Currently, Ballet Folklorico Nahuatlan is a class that students can take for credit and it’s also a club that meets after school.

“Here in Southern California the interest in folklorico has grown. I’ve heard there are only two districts in the area that offer it for credit, the Sweetwater Union District and Escondido,” said Topete.

Topete explained that folklorico is a dance with male and female students that perform typical dances of certain Mexican regions.

“Every region has a specific color for dresses based on the weather, like light colors for warmer climates,” he explained. “The region of Vera Cruz has a strong influence from Spain and some of the sequences are like Flamenco. Other dances, like the ones from Chiapas and the Yucatan, the dancers don‘t wear shoes and they are more mellow dances.
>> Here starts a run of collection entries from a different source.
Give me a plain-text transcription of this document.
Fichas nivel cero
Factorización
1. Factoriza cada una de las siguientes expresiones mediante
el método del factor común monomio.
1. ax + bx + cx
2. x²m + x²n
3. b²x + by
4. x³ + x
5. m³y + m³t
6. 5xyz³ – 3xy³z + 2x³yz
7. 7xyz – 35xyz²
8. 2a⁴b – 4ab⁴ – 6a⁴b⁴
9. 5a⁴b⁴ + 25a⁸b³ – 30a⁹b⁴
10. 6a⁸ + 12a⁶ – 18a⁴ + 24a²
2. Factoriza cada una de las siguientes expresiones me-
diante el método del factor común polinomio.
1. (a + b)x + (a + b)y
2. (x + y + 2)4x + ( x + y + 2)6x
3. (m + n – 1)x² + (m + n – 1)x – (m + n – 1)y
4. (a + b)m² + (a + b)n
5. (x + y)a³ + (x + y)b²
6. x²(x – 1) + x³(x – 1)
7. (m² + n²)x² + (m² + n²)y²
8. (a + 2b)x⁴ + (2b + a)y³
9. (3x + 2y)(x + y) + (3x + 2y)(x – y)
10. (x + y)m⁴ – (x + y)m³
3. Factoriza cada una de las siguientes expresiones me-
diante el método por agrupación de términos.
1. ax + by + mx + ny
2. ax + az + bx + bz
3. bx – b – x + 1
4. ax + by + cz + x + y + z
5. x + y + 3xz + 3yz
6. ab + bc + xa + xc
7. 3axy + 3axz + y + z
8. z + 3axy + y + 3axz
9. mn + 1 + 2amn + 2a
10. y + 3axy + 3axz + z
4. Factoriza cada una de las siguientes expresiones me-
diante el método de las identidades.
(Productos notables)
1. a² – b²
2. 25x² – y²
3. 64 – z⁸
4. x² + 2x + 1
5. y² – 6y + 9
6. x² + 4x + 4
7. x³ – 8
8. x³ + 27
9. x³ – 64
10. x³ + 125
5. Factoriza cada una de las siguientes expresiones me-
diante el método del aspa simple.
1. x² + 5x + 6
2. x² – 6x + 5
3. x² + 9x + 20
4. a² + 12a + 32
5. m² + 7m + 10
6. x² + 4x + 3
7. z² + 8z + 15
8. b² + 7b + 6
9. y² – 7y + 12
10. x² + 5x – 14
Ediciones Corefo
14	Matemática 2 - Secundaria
Those from Baja and Northern Mexico are more elaborate and have stronger footwork with some influences from Poland and Germany with polkas.”

Although some of the more popular dances are for Jalisco and Vera Cruz, Topete looks into dances from other regions to give the audience something they have never experienced before. “I do a variety of different regions so the audience can see the different traditions which also means different dresses and songs played with different instruments,” he said.
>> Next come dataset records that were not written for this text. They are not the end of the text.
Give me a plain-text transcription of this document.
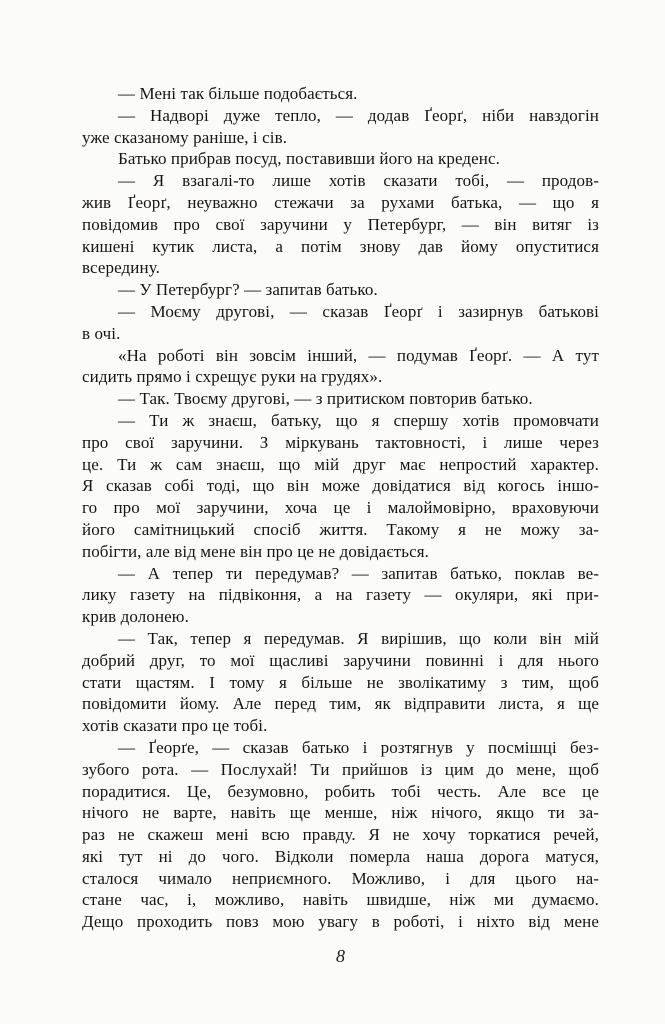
— Мені так більше подобається.

— Надворі дуже тепло, — додав Ґеорґ, ніби навздогін
уже сказаному раніше, і сів.

Батько прибрав посуд, поставивши його на креденс.

— Я взагалі-то лише хотів сказати тобі, — продов-
жив Ґеорґ, неуважно стежачи за рухами батька, — що я
повідомив про свої заручини у Петербург, — він витяг із
кишені кутик листа, а потім знову дав йому опуститися
всередину.

— У Петербург? — запитав батько.

— Моєму другові, — сказав Ґеорґ і зазирнув батькові
в очі.

«На роботі він зовсім інший, — подумав Ґеорґ. — А тут
сидить прямо і схрещує руки на грудях».

— Так. Твоєму другові, — з притиском повторив батько.

— Ти ж знаєш, батьку, що я спершу хотів промовчати
про свої заручини. З міркувань тактовності, і лише через
це. Ти ж сам знаєш, що мій друг має непростий характер.
Я сказав собі тоді, що він може довідатися від когось іншо-
го про мої заручини, хоча це і малоймовірно, враховуючи
його самітницький спосіб життя. Такому я не можу за-
побігти, але від мене він про це не довідається.

— А тепер ти передумав? — запитав батько, поклав ве-
лику газету на підвіконня, а на газету — окуляри, які при-
крив долонею.

— Так, тепер я передумав. Я вирішив, що коли він мій
добрий друг, то мої щасливі заручини повинні і для нього
стати щастям. І тому я більше не зволікатиму з тим, щоб
повідомити йому. Але перед тим, як відправити листа, я ще
хотів сказати про це тобі.

— Ґеорґе, — сказав батько і розтягнув у посмішці без-
зубого рота. — Послухай! Ти прийшов із цим до мене, щоб
порадитися. Це, безумовно, робить тобі честь. Але все це
нічого не варте, навіть ще менше, ніж нічого, якщо ти за-
раз не скажеш мені всю правду. Я не хочу торкатися речей,
які тут ні до чого. Відколи померла наша дорога матуся,
сталося чимало неприємного. Можливо, і для цього на-
стане час, і, можливо, навіть швидше, ніж ми думаємо.
Дещо проходить повз мою увагу в роботі, і ніхто від мене

8
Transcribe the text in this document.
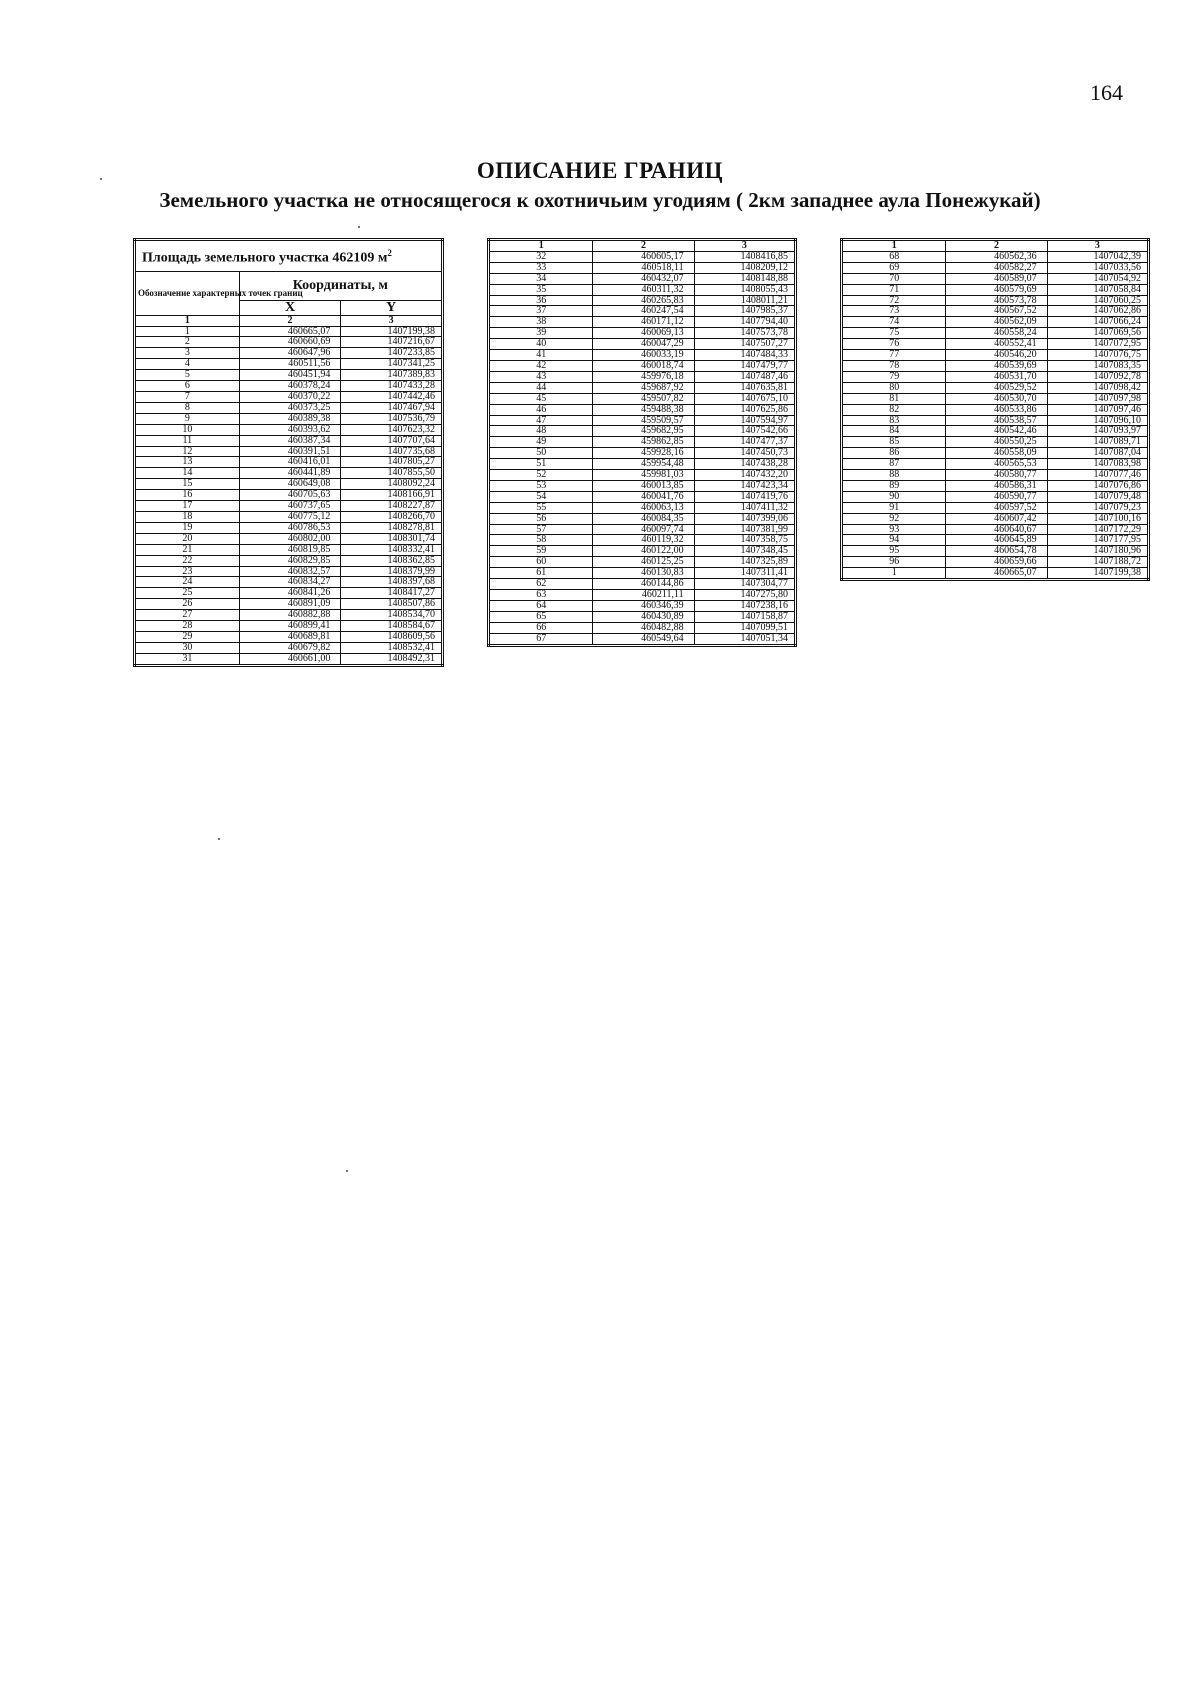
164
ОПИСАНИЕ ГРАНИЦ
Земельного участка не относящегося к охотничьим угодиям ( 2км западнее аула Понежукай)
Площадь земельного участка 462109 $м^2$
Обозначение характерных точек границ	Координаты, м	
	X	Y
1	2	3
1	460665,07	1407199,38
2	460660,69	1407216,67
3	460647,96	1407233,85
4	460511,56	1407341,25
5	460451,94	1407389,83
6	460378,24	1407433,28
7	460370,22	1407442,46
8	460373,25	1407467,94
9	460389,38	1407536,79
10	460393,62	1407623,32
11	460387,34	1407707,64
12	460391,51	1407735,68
13	460416,01	1407805,27
14	460441,89	1407855,50
15	460649,08	1408092,24
16	460705,63	1408166,91
17	460737,65	1408227,87
18	460775,12	1408266,70
19	460786,53	1408278,81
20	460802,00	1408301,74
21	460819,85	1408332,41
22	460829,85	1408362,85
23	460832,57	1408379,99
24	460834,27	1408397,68
25	460841,26	1408417,27
26	460891,09	1408507,86
27	460882,88	1408534,70
28	460899,41	1408584,67
29	460689,81	1408609,56
30	460679,82	1408532,41
31	460661,00	1408492,31
1	2	3
32	460605,17	1408416,85
33	460518,11	1408209,12
34	460432,07	1408148,88
35	460311,32	1408055,43
36	460265,83	1408011,21
37	460247,54	1407985,37
38	460171,12	1407794,40
39	460069,13	1407573,78
40	460047,29	1407507,27
41	460033,19	1407484,33
42	460018,74	1407479,77
43	459976,18	1407487,46
44	459687,92	1407635,81
45	459507,82	1407675,10
46	459488,38	1407625,86
47	459509,57	1407594,97
48	459682,95	1407542,66
49	459862,85	1407477,37
50	459928,16	1407450,73
51	459954,48	1407438,28
52	459981,03	1407432,20
53	460013,85	1407423,34
54	460041,76	1407419,76
55	460063,13	1407411,32
56	460084,35	1407399,06
57	460097,74	1407381,99
58	460119,32	1407358,75
59	460122,00	1407348,45
60	460125,25	1407325,89
61	460130,83	1407311,41
62	460144,86	1407304,77
63	460211,11	1407275,80
64	460346,39	1407238,16
65	460430,89	1407158,87
66	460482,88	1407099,51
67	460549,64	1407051,34
1	2	3
68	460562,36	1407042,39
69	460582,27	1407033,56
70	460589,07	1407054,92
71	460579,69	1407058,84
72	460573,78	1407060,25
73	460567,52	1407062,86
74	460562,09	1407066,24
75	460558,24	1407069,56
76	460552,41	1407072,95
77	460546,20	1407076,75
78	460539,69	1407083,35
79	460531,70	1407092,78
80	460529,52	1407098,42
81	460530,70	1407097,98
82	460533,86	1407097,46
83	460538,57	1407096,10
84	460542,46	1407093,97
85	460550,25	1407089,71
86	460558,09	1407087,04
87	460565,53	1407083,98
88	460580,77	1407077,46
89	460586,31	1407076,86
90	460590,77	1407079,48
91	460597,52	1407079,23
92	460607,42	1407100,16
93	460640,67	1407172,29
94	460645,89	1407177,95
95	460654,78	1407180,96
96	460659,66	1407188,72
1	460665,07	1407199,38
Because Topete tries to give the audience a broad view of the dances from various regions the costumes are not easy to find. While costumes from Jalisco can be purchased in Tijuana and even in San Diego, costumes from San Luis Potosí, for example, are not available locally and Topete often has to fly to those areas to buy costumes for his students. Topete explained that for boys, the costumes are simpler and often all they need are white shirts and black pants, but the hats are very specific to the regions. Because the school doesn’t pay for the costumes, students have to hold fundraisers. Dresses can be expensive, said Topete, and can cost around $150 to $200 each.

The Ballet Folklorico Nahuatlan often showcases its dances in Imperial Beach. The group recently performed at the Mother’s Day Event at the Boys & Girls Club. Topete estimates his students perform as much as 22 times in a year.
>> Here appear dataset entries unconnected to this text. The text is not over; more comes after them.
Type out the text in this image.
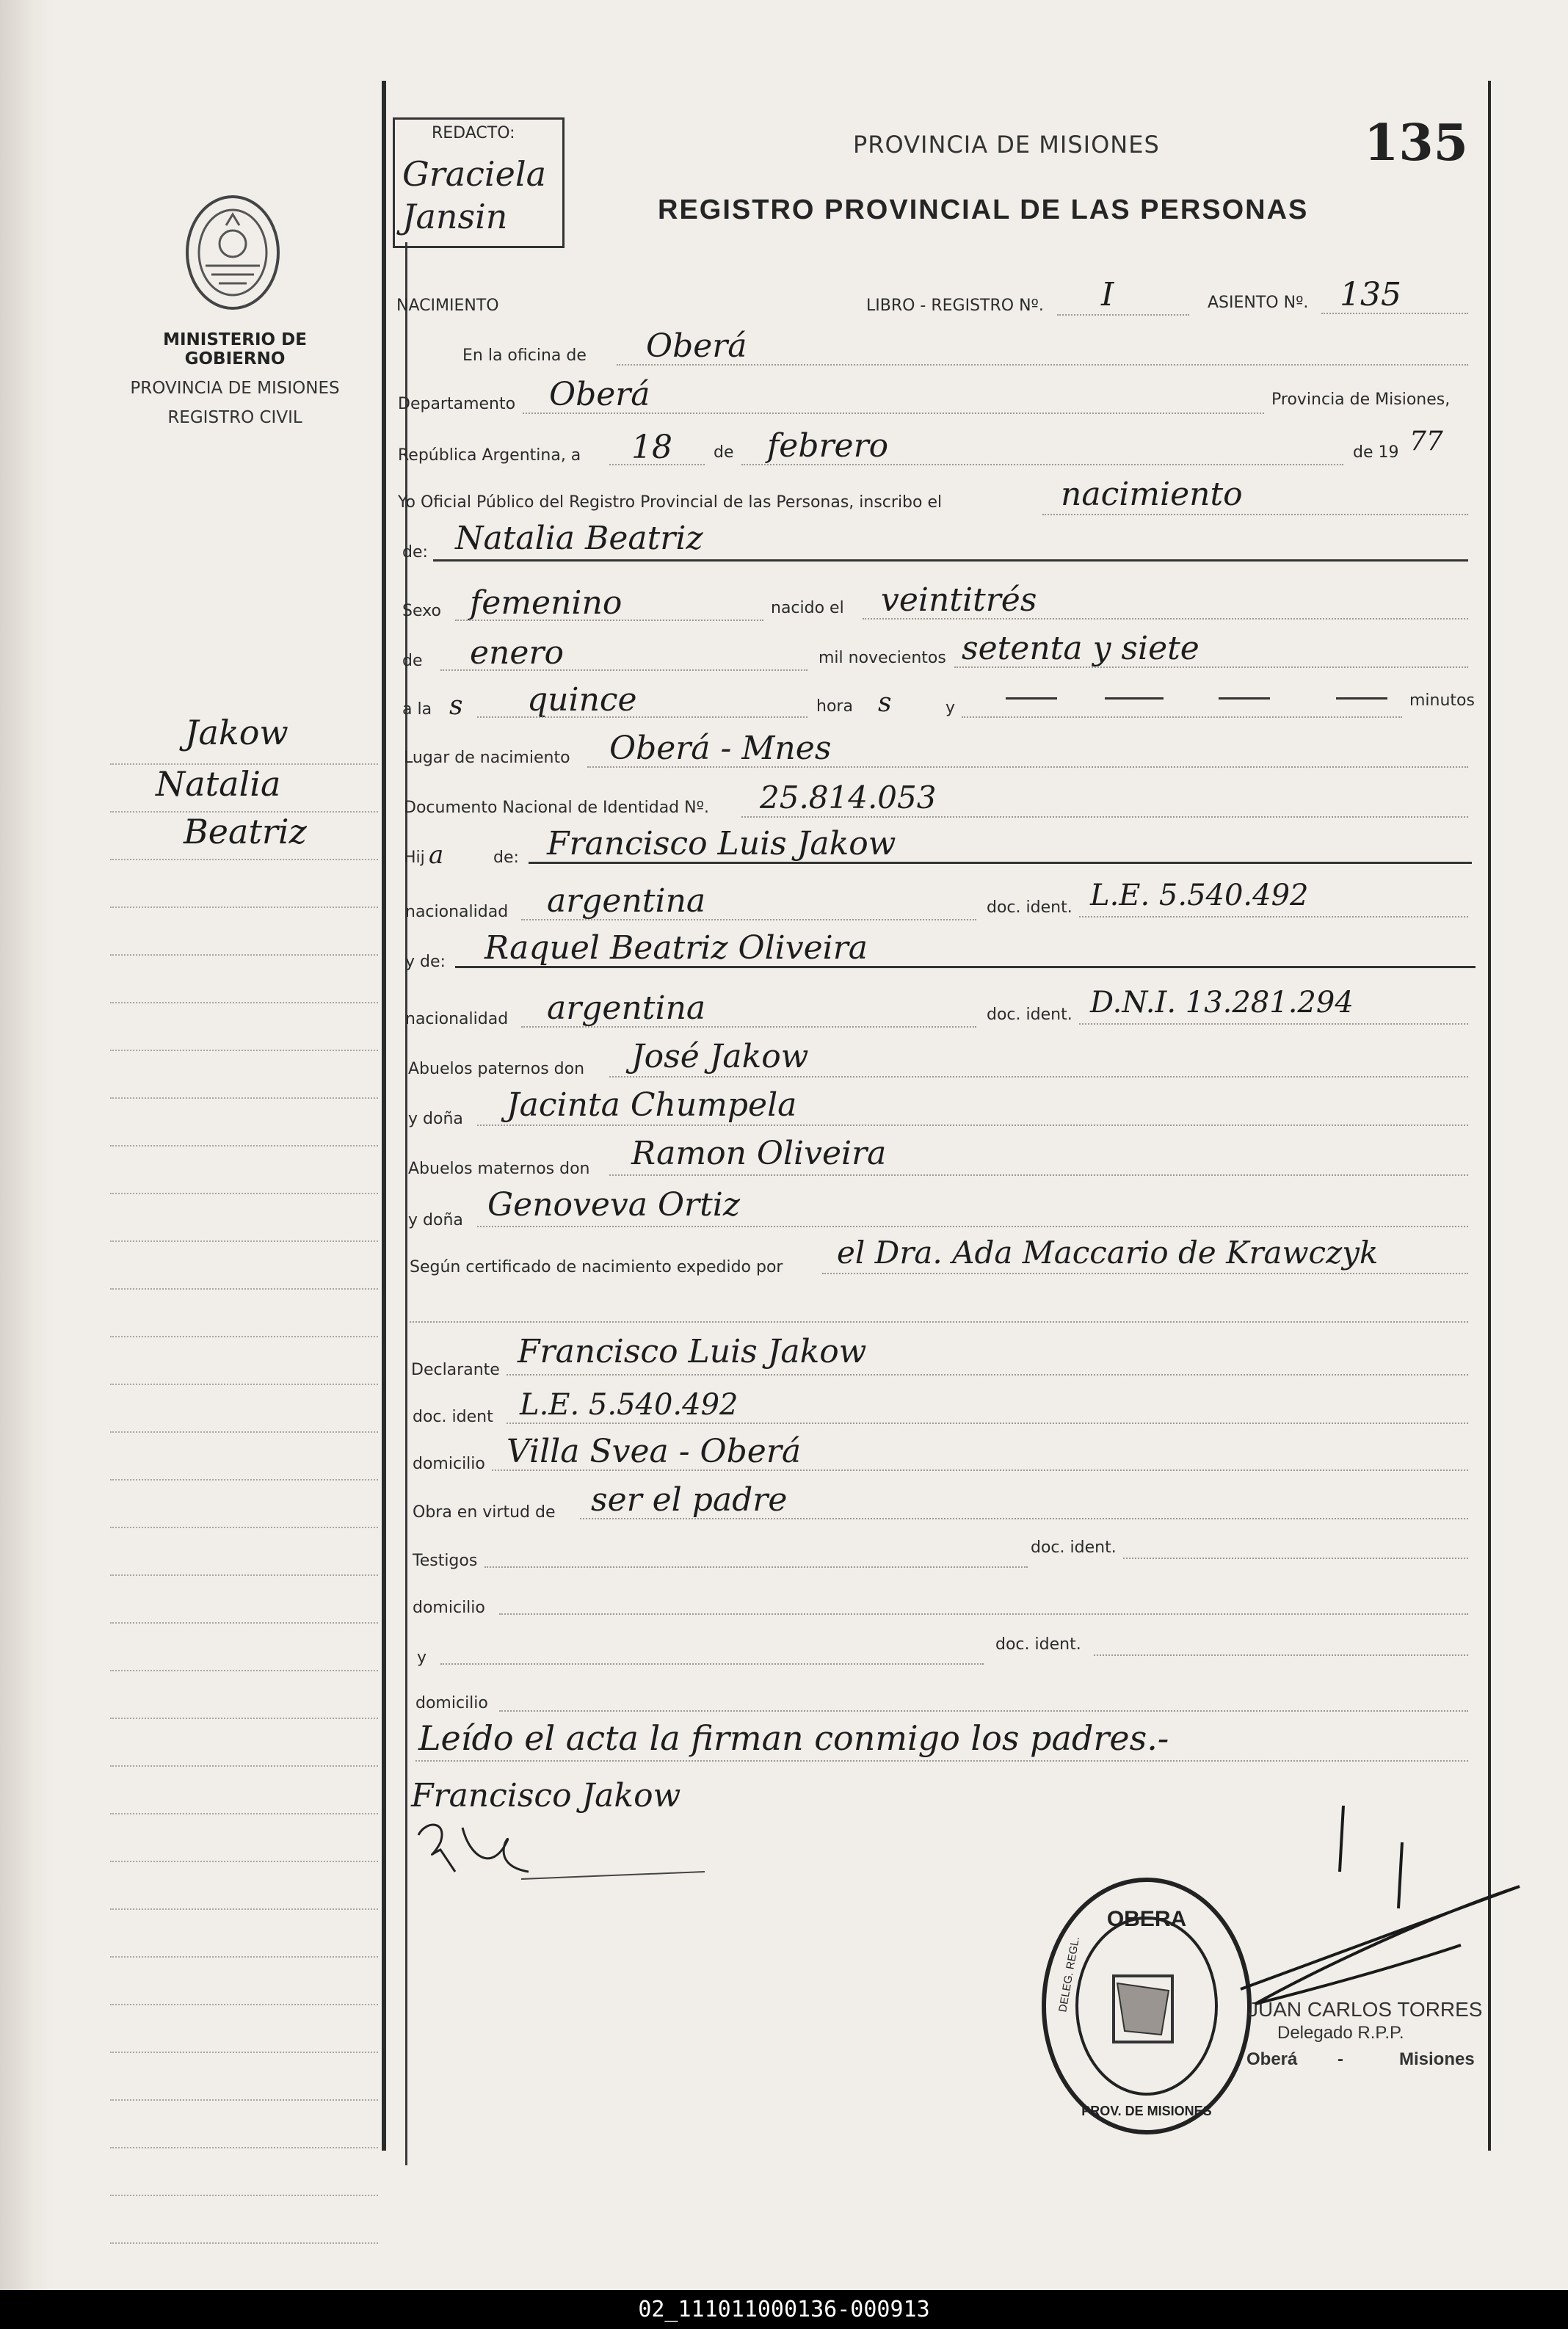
MINISTERIO DE GOBIERNO
PROVINCIA DE MISIONES
REGISTRO CIVIL
Jakow
Natalia
Beatriz
REDACTO:
Graciela
Jansin
PROVINCIA DE MISIONES	135
REGISTRO PROVINCIAL DE LAS PERSONAS
NACIMIENTO	LIBRO - REGISTRO Nº. I	ASIENTO Nº. 135
En la oficina de Oberá
Departamento Oberá	Provincia de Misiones,
República Argentina, a 18	de febrero	de 19 77
Yo Oficial Público del Registro Provincial de las Personas, inscribo el	nacimiento
de: Natalia Beatriz
Sexo femenino	nacido el veintitrés
de enero	mil novecientos setenta y siete
a la s quince	hora s	y	minutos
Lugar de nacimiento Oberá - Mnes
Documento Nacional de Identidad Nº. 25.814.053
Hij a	de: Francisco Luis Jakow
nacionalidad argentina	doc. ident. L.E. 5.540.492
y de: Raquel Beatriz Oliveira
nacionalidad argentina	doc. ident. D.N.I. 13.281.294
Abuelos paternos don José Jakow
y doña Jacinta Chumpela
Abuelos maternos don Ramon Oliveira
y doña Genoveva Ortiz
Según certificado de nacimiento expedido por el Dra. Ada Maccario de Krawczyk
Declarante Francisco Luis Jakow
doc. ident L.E. 5.540.492
domicilio Villa Svea - Oberá
Obra en virtud de ser el padre
Testigos
doc. ident.
domicilio
y
doc. ident.
domicilio
Leído el acta la firman conmigo los padres.-
Francisco Jakow
OBERA
DELEG. REGL.
PROV. DE MISIONES
JUAN CARLOS TORRES
Delegado R.P.P.
Oberá -	Misiones
02_111011000136-000913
“Every year we have a district folklorico concert and we get together for two days. My students enjoy it so much and they meet other students who are also dancers from other areas,” he said.

There are currently 81 students involved in folklorico. Students can start as freshmen and don‘t need to have previous dance experience to participate. About 80 percent of students who start as beginners usually continue to the advanced classes. If they don‘t need the credit they usually continue dancing with the club. Some of Topete’s students have continued to dance after graduation and he knows of one student who went to Colombia to perform. Topete is always recruiting since dancers are always graduating and moving on.

Between 2003 and 2010 Topete’s students participated in the USA National Competition which takes place in Los Angeles. Mar Vista dancers received first and second places over the years. “There was no money prize but it was for the reputation,” he said.

The group also received banners that were placed in the gym.

What makes his students interested in folklorico? “I think they want to continue their attachment to their culture. They hear their parents listen to music from Mexico and want to continue the tradition and keep the connection,” he said.

Often students tell him they became interested after they saw a performance at the assembly. Others want to join because their parents did folklorico with Topete years ago. Students also notice the dance group is close kit. “It’s like a family. We have a picnic in the park at the beginning of the year so the two groups can meet,” he explained. 

Ballet Folklorico Nahuatlan will perform at the Women’s Club Fiesta May 20 at the YMCA Camp Surf and at Dance with Kids in the new Mar Vista High School gym on May 23 at 5 p.m. for all elementary school students in Imperial Beach.